Women have borne the brunt of job losses caused by automation while also missing out on the best new jobs, the Royal Society for the Encouragement of Arts, Manufactures, and Commerce (RSA) has found.
A Field Guide to the Future of Work by the RSA's Future Work Centre, which was established in response to chief executive Matthew Taylor’s Review of Modern Working Practices, explored job growth and decline at the ‘sharp end of the labour market’.
Among the 20 fastest-growing occupations are programmers and software developers (up by 60% or 136,000 since 2011), HR managers and directors (up by 68% or 82,000), care workers and home carers (up by 10% or 71,000), and elementary storage occupations, including warehouse workers (up by 19% or 76,000).
Meanwhile the 20 fastest-shrinking occupations are retail cashiers and checkout operators (down by 25% or 59,000), bank and post office clerks (down by 26% or 39,000), telephone salespersons (down by 45% or 24,000), and administrative occupations in central government (down by 35% or 89,000).
But the research found that female workers have lost out on the best-paid jobs in this ‘new economy’ and have also been most hit by austerity measures in the public sector. Women account for 112% of job losses among teaching assistants (this is more than 100% due to an increase in male teaching assistants, researchers said), 81% among social service managers and directors, and 74% among administrative occupations in central government.
Women have also lost out in private sector roles, particularly as retail cashiers, personal assistants, hairdressers and banking clerks, according to the report.
Researchers cited several reasons for these trends including a sharp rise in the use of AI, the collapse of retailers, and the use of algorithms in the recruitment process (which they said could exacerbate biases if not monitored properly).
Benedict Dellot, head of the RSA’s Future Work Centre, said that while AI has brought benefits to the economy, female workers are being left behind.
“The advent of autonomous vehicles, personal voice assistants and picking and packing machines in warehouses shows that the age of automation is well and truly upon us. Contrary to what many people believe this has not led to widespread job losses. Unemployment is at its lowest level in 45 years, and many good-quality jobs are being created in the high-value technology sector,” he said.
“But the forces of creative destruction can be brutal for those on the losing side. The evidence is stacking up that women are being left behind in the new economy. The cliché of 'tech bros' is entirely warranted. Barely one in 20 new coders and programmers are women. We knew that the tech industry was highly gendered but the scale of the problem is shocking.”
However, this trend can be turned around, Dellot added.
“The good news is that there is time to respond. We are still in the early stages of the age of automation and many jobs are yet to be affected. The challenge for government, employers and educators is to make sure the 2020’s play out differently to the 2010’s, so that everyone – regardless of gender, age or location – shares in the spoils of new technology.”

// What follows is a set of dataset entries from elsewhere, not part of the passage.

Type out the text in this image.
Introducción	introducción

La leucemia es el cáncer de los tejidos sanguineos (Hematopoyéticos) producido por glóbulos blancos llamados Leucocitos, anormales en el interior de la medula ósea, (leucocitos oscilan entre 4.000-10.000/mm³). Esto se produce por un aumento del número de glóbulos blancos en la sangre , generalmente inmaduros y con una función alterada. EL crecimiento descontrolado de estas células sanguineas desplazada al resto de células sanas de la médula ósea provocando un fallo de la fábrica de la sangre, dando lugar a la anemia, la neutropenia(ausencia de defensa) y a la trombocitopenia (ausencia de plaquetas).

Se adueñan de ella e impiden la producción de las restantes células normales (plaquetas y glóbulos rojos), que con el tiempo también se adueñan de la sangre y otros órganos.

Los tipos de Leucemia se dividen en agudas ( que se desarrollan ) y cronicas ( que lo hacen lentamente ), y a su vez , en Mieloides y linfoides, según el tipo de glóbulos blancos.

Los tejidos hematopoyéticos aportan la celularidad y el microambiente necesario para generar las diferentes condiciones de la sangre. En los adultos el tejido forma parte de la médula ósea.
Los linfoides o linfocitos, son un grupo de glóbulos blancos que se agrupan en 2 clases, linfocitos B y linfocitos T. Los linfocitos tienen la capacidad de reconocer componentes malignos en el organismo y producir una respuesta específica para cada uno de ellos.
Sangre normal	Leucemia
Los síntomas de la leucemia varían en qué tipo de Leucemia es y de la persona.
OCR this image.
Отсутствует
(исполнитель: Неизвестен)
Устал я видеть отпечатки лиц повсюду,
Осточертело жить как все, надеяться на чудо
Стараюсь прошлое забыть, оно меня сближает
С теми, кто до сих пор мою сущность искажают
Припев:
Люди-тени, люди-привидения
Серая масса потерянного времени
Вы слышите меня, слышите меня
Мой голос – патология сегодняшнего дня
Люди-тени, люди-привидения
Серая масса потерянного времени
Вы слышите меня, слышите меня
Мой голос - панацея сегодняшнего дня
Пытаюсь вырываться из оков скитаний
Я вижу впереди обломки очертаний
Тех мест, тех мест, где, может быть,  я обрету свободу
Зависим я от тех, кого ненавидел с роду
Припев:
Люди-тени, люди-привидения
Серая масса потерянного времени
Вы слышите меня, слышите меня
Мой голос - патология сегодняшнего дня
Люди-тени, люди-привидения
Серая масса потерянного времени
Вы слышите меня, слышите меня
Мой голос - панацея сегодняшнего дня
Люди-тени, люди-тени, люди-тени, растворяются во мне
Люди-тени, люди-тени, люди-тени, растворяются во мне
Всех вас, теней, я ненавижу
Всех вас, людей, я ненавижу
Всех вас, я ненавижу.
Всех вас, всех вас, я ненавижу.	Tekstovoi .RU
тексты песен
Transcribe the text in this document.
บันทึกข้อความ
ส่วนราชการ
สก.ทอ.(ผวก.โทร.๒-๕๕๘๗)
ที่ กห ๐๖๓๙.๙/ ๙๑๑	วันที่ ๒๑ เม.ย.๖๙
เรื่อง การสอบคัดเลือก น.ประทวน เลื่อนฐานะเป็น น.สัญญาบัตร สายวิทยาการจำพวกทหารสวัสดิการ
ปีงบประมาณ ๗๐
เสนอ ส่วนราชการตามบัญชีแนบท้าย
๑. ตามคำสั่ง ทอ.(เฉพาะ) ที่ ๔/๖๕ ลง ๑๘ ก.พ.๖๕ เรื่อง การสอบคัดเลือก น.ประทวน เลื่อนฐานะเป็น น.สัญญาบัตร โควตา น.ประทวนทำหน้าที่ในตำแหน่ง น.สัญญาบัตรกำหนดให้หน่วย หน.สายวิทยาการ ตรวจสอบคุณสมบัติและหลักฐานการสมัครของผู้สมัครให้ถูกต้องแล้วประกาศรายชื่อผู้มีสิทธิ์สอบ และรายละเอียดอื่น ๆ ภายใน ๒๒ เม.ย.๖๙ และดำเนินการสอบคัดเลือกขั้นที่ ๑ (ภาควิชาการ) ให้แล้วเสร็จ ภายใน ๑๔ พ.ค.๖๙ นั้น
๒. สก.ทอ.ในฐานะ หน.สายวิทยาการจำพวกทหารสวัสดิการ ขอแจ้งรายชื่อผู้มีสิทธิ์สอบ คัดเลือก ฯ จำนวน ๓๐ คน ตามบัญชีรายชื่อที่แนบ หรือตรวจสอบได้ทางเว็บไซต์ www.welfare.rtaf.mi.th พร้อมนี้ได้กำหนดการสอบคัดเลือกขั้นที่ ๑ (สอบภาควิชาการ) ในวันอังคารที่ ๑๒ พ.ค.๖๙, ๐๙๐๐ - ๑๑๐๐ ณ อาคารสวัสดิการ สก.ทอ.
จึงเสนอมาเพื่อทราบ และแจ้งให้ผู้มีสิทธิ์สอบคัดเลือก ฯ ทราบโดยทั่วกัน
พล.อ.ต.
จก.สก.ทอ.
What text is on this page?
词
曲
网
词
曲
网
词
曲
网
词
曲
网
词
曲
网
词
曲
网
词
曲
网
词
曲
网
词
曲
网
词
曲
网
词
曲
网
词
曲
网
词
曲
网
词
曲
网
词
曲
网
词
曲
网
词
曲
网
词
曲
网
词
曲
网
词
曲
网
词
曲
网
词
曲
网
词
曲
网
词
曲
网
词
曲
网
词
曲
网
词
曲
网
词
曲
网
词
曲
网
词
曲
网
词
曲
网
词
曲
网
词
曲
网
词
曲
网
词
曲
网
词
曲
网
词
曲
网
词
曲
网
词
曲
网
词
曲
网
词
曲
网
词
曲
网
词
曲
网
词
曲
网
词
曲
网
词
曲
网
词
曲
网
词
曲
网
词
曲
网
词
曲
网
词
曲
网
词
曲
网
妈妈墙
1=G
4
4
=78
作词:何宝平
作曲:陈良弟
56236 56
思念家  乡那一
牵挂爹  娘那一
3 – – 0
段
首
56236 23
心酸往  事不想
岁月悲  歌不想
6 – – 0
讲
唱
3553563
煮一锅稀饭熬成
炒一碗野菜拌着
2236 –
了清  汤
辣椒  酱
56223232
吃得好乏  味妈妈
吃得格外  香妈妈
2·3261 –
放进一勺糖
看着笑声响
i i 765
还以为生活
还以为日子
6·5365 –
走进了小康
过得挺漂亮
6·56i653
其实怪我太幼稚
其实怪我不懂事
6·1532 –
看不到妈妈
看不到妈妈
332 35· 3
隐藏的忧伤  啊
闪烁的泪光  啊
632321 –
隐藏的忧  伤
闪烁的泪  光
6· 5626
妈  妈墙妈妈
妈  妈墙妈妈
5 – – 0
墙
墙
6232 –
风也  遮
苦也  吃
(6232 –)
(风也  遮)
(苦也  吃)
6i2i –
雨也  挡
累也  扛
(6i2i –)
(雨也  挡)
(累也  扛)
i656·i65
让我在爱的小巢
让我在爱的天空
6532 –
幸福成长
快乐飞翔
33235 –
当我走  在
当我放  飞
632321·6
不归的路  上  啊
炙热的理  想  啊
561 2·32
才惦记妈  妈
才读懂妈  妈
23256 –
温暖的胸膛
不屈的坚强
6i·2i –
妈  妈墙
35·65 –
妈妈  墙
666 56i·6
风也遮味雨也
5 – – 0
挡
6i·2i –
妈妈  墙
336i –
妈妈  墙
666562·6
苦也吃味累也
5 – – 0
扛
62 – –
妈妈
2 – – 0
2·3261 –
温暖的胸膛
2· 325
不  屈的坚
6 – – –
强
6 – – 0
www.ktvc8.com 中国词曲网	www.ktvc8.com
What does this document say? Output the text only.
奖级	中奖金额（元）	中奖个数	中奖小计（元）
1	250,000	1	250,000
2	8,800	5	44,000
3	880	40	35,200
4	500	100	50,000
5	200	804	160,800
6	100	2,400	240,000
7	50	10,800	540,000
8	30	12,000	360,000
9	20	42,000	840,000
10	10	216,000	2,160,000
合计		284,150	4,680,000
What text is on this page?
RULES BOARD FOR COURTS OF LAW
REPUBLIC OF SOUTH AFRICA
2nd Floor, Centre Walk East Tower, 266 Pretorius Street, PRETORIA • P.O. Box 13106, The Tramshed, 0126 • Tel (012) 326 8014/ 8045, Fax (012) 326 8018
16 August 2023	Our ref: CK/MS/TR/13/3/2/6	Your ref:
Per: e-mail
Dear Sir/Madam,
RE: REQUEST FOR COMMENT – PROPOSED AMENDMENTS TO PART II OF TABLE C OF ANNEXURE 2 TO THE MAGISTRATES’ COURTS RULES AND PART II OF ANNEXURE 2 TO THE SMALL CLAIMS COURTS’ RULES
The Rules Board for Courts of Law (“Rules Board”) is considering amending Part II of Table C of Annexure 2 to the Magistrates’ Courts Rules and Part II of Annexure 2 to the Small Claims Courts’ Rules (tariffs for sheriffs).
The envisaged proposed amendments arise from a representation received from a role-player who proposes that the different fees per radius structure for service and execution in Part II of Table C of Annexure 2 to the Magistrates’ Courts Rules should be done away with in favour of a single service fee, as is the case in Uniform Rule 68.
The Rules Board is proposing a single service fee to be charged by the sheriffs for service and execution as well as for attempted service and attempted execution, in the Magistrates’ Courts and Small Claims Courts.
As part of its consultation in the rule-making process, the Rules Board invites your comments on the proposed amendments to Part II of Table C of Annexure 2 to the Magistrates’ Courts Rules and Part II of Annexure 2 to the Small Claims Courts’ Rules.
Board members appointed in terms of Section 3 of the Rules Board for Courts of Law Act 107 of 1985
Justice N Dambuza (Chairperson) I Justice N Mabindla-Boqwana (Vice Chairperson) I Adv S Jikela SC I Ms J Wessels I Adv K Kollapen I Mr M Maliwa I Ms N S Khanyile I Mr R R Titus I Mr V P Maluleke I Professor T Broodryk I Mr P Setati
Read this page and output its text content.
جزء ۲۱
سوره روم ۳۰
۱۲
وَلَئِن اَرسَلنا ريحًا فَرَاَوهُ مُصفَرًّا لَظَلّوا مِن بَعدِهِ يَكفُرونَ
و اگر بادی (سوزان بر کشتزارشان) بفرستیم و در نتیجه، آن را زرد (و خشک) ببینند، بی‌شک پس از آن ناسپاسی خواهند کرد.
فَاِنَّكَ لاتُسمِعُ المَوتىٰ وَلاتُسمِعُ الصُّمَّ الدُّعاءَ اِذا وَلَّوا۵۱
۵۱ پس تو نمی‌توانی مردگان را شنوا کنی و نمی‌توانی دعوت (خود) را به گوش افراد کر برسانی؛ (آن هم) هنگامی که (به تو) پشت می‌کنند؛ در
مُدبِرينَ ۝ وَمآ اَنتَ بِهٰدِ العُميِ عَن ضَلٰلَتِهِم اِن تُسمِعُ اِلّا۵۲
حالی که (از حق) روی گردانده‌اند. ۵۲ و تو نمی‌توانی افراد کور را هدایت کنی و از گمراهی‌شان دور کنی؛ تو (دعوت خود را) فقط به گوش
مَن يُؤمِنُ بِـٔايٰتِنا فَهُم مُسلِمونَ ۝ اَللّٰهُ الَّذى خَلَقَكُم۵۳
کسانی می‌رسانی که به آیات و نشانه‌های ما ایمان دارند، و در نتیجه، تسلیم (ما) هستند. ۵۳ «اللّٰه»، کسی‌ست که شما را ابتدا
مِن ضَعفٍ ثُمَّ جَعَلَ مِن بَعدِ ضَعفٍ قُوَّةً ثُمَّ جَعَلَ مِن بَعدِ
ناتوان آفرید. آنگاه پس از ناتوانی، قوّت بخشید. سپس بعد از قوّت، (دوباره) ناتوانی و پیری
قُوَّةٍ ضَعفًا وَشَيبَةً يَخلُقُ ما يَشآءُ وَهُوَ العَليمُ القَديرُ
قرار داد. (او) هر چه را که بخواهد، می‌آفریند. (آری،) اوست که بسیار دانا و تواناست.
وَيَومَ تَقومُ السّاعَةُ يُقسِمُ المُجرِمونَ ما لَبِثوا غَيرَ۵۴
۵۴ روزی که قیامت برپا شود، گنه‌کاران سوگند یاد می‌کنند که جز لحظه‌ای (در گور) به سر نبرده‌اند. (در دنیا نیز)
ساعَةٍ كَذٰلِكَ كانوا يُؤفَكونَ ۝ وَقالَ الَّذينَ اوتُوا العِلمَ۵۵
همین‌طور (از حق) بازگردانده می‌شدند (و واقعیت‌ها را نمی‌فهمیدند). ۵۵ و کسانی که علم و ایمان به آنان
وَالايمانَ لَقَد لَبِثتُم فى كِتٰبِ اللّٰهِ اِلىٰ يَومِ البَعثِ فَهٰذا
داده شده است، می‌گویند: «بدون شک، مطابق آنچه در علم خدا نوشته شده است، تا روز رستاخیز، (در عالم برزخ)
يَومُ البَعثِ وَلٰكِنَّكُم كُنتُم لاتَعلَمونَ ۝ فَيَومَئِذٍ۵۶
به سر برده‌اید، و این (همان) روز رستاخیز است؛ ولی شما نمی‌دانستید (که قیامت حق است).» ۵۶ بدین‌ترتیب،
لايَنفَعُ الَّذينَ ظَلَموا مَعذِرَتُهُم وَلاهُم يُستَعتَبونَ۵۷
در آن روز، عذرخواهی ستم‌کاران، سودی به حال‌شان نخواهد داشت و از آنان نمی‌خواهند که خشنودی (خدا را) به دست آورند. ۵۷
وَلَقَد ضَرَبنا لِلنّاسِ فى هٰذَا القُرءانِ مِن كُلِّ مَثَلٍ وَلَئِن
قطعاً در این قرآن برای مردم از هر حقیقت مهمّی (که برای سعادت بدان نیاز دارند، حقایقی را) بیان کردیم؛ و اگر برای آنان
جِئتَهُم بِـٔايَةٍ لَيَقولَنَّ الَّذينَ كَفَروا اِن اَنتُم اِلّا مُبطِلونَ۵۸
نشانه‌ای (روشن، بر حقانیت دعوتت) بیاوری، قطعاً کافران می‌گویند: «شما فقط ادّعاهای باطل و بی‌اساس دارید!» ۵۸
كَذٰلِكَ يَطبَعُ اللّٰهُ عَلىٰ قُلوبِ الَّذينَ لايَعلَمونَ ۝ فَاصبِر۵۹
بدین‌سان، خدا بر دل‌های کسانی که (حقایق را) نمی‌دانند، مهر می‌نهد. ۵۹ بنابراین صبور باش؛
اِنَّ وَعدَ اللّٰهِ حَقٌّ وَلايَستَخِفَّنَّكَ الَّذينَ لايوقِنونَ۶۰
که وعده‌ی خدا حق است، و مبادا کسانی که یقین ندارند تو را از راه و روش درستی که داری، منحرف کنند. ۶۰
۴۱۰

He recommended businesses consider lifelong learning for employees and give workers a say in the use of automation in their organisations: “This means establishing personal training accounts to power lifelong learning and career changes; experimenting with job security councils, as they have in Sweden, to give workers greater voice over which technology is deployed in the workplace; shifting the burden of our tax system away from workers to those who own the ‘machines’; and adopting new standards that prevent excessive monitoring and surveillance in the workplace.”